Studies of cortical thickness usually compare differences in thickness in homologous areas between two groups, or changes in thickness over time during maturation, aging or disease progression. For this reason, consistency and robustness of thickness estimates is possibly as important as absolute accuracy. For this reason, we examined not only the average cortical thickness over a relatively larger population, but also the consistency of thickness estimates among subjects scanned in two different scanners. The study of 198 subjects produced average thicknesses with the ALE method that are more in line with those reported in the literature using histological studies than the alternative LE and LD methods. Differences in the frontal lobe using ALE compared to the values in the Von Economo atlas are consistent with age differences in the two different populations studied and reported changes in thickness in early adulthood in frontal cortex [18].

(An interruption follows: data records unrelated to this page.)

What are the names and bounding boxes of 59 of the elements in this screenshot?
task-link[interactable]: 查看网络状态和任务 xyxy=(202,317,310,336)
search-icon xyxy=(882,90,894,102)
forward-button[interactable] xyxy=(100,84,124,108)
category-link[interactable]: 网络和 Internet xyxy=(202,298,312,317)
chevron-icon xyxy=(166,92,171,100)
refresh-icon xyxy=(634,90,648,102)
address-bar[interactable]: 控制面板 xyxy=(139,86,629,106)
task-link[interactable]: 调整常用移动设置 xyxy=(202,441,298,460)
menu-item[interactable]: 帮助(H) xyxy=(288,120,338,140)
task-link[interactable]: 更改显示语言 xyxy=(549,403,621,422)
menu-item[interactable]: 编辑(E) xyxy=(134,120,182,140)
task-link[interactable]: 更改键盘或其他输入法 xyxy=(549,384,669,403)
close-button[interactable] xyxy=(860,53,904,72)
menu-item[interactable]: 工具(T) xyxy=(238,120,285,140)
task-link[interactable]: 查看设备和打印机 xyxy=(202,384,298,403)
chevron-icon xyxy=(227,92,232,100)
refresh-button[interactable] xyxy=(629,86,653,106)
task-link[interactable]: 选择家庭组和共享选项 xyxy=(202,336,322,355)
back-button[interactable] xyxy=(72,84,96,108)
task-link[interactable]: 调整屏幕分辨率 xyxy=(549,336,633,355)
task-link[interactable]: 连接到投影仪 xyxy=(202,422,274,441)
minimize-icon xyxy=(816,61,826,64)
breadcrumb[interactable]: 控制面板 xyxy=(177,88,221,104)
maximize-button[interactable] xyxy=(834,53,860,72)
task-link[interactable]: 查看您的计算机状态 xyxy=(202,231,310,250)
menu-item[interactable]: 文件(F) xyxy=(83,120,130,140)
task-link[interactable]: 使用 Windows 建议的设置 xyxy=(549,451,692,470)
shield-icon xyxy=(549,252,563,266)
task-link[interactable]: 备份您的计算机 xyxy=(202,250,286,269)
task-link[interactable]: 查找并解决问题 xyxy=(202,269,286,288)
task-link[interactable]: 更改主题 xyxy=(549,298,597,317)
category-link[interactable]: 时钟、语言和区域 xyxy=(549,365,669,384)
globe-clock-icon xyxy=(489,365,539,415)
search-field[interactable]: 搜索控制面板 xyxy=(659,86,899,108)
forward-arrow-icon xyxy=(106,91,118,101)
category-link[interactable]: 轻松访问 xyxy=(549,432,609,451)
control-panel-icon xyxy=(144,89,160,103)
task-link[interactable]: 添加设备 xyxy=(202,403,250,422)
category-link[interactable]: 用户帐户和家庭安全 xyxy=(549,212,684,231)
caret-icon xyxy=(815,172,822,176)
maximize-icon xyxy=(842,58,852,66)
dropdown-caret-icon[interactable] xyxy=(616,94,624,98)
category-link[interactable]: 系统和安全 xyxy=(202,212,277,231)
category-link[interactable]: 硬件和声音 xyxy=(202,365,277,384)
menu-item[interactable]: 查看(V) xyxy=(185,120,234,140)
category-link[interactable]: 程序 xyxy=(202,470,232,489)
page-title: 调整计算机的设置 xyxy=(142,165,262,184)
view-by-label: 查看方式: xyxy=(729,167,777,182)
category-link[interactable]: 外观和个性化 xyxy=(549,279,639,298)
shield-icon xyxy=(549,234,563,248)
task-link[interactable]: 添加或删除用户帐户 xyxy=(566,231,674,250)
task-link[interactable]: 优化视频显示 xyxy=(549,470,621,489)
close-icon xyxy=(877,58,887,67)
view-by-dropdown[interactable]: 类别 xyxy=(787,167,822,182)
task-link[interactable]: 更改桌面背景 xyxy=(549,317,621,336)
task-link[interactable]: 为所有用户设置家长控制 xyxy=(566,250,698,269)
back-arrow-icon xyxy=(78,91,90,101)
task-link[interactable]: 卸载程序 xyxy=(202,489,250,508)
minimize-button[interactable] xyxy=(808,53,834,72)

The consistency study in Figs. 3 and 4 shows that there is a consistent bias in all methods in the thickness estimates computed from images from the 3T scanner versus those from the 1.5T. However, the histograms of these differences confirm the reduced sensitivity to differences in resolution of the ALE method relative to FS, LE and LD.

In summary, results presented here indicate that ALE is capable of producing cortical thickness estimates that are largely consistent with those reported from histological measurements, and that these estimates are less sensitive to the effects of imaging in a different scanner for the limited range of conditions over which we have so far studied this method. Further evaluation is required, and as with all thickness estimation methods, though inter-scanner differences may be reduced, our results indicate that it is important that scanner-dependent effects be factored into any subsequent analysis.